Alors que la grogne enflait ces dernières semaines, l'Assemblée nationale a joué la carte du compromis. Jeudi soir, les députés ont approuvé à l'unanimité un texte visant à concilier l'essor du numérique et la protection de l'environnement. Un point, en particulier, suscitait la polémique : l'application de la redevance copie privée (RCP) aux smartphones de seconde main. Instaurée en 1985, cette redevance s'apparente à une taxe visant tous les appareils permettant de copier des œuvres culturelles. Pendant les travaux parlementaires, des sénateurs LR ont ajouté un article qui a mis le feu aux poudres. Celui-ci visait à exclure les appareils de seconde main - essentiellement les smartphones - du périmètre de la redevance copie privée.

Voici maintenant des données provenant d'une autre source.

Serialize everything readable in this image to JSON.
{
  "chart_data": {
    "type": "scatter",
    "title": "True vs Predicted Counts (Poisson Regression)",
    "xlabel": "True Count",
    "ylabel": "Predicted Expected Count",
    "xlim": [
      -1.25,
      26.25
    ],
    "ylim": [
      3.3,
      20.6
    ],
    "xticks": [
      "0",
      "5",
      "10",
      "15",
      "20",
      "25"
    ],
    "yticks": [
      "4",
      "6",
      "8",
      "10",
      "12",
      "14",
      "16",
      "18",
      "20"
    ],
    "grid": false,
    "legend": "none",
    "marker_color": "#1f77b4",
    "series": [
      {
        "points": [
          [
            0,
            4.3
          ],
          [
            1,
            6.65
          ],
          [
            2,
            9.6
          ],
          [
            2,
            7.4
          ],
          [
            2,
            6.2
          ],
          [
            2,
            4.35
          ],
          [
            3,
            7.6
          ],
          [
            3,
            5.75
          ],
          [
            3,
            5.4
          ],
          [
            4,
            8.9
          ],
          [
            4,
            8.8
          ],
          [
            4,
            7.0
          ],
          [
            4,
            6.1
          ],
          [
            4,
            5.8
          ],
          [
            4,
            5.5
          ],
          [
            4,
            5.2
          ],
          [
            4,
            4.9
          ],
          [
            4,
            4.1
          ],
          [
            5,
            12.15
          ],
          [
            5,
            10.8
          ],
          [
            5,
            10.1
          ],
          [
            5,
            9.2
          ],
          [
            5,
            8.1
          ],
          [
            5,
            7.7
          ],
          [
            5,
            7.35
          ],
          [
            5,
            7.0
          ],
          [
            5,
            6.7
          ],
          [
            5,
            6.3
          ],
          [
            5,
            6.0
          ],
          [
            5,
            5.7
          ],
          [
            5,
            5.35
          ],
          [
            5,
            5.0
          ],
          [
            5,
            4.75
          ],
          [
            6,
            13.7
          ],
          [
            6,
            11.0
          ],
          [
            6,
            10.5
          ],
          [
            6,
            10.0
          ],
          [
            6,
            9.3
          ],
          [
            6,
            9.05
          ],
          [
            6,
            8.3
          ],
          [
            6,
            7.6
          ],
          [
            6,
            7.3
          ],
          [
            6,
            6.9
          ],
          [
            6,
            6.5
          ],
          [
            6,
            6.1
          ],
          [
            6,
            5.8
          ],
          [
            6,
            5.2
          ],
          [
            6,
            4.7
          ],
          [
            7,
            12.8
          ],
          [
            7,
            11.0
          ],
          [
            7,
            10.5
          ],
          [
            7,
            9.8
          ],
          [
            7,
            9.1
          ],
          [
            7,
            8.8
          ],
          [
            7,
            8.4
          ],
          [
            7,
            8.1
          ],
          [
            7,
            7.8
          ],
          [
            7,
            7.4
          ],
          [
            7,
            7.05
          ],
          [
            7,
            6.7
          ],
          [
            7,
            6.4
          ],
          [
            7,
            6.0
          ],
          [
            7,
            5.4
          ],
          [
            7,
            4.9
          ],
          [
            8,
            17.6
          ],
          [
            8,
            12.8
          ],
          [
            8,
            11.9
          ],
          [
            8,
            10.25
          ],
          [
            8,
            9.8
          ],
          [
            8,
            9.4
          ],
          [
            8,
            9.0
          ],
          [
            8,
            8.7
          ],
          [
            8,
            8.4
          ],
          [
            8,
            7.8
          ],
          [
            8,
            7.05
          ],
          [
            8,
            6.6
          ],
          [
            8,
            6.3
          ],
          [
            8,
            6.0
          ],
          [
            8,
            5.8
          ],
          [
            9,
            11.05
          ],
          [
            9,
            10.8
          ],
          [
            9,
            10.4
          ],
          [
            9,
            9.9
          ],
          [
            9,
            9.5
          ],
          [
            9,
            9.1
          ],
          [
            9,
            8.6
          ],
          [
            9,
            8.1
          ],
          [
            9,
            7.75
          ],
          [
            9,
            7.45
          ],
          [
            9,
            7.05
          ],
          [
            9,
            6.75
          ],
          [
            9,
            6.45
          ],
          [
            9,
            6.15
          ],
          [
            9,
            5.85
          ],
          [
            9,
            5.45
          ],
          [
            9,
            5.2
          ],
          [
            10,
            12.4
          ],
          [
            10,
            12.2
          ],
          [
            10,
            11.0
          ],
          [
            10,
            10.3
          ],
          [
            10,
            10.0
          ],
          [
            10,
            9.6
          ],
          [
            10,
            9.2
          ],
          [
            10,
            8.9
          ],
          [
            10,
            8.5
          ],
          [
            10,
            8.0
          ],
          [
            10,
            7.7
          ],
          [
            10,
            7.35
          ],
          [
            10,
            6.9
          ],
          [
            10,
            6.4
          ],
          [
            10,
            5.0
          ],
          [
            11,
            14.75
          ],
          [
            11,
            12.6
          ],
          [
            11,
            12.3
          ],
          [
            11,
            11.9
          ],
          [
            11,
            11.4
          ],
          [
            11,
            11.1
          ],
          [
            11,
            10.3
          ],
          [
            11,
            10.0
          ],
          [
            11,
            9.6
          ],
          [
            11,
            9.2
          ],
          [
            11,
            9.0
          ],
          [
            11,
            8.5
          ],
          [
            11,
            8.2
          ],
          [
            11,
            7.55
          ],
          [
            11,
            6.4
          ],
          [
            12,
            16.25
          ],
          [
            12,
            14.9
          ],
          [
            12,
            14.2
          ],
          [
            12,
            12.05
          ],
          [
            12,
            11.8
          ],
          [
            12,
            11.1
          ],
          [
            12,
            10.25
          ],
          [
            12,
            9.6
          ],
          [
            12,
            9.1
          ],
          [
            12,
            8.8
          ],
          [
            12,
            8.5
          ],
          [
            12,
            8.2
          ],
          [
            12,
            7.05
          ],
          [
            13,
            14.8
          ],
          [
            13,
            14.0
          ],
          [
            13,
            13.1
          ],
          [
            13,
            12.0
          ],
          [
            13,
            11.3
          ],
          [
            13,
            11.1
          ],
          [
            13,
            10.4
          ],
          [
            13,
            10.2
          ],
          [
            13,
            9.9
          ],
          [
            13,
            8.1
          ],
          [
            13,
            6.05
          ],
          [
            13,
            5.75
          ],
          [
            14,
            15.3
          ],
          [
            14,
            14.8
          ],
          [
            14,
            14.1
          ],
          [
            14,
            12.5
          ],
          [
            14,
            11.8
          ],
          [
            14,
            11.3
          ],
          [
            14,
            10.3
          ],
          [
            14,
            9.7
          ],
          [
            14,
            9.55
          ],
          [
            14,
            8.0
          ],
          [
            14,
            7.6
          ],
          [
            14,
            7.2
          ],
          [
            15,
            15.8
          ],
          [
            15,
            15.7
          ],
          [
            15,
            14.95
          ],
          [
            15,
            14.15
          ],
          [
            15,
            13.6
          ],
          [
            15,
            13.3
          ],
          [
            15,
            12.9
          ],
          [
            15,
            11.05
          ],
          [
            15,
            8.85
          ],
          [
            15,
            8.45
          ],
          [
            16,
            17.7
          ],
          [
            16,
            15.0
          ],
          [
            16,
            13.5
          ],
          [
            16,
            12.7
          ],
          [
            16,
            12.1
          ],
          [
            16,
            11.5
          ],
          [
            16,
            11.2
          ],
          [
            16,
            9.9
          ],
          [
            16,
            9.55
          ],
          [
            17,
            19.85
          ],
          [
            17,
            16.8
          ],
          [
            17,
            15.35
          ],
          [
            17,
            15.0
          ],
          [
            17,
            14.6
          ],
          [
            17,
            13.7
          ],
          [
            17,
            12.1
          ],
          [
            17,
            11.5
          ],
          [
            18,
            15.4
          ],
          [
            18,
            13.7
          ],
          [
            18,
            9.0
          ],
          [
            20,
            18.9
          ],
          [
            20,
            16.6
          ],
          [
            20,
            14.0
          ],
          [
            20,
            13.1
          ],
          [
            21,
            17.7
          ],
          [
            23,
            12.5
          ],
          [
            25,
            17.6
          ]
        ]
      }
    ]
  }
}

L'initiative a suscité un fort émoi dans le monde de la culture, inquiet de voir les recettes de cette redevance, qui se sont élevées à 273 millions d'euros l'an dernier, fondrent comme neige au soleil avec la montée en puissance du marché du reconditionné. Cette manne est essentielle à leurs yeux. Et les artistes, manifestations culturelles et festivals en ont plus que jamais besoin, alors que le secteur a particulièrement souffert de la crise sanitaire. Roselyne Bachelot, la ministre de la Culture, a ainsi jugé « inconcevable » toute remise en cause de la RCP.
Une solution « gagnant-gagnant » pour Bachelot
En face, les acteurs des smartphones reconditionnés - et le premier d'entre eux, Back Market - ont tapé du poing sur la table. Dimanche dernier, dans une tribune parue dans le JDD, ils ont estimé qu'une taxation des appareils de seconde main, qui représentent 15% du marché) minerait la profession. Elle pourrait déboucher, alertent-ils, sur la perte de la moitié de ses 5.000 emplois. Ces acteurs bénéficiaient, en outre, du soutien des ministères de l'Ecologie et du Numérique, qui voient dans le marché de l'occasion un moyen de réduire significativement l'empreinte carbone du numérique.
Jeudi soir, les députés ont donc décidé de couper la poire en deux. Leur compromis prévoit que les téléphones d'occasion seront bien soumis à la RCP. Mais ils bénéficieront d'un taux « spécifique et différencié ». Celui-ci tiendra compte de l'ancienneté des produits. En parallèle, les entreprises du secteur social et solidaire en seront exemptées. Les amendements déposés en ce sens par le gouvernement et les députés de la majorité ont tous été adoptés lors de l'examen de la proposition de loi. De quoi satisfaire Roselyne Bachelot, qui a jugé que cette « solution » était « gagnant-gagnant » pour les artistes et le secteur du reconditionné.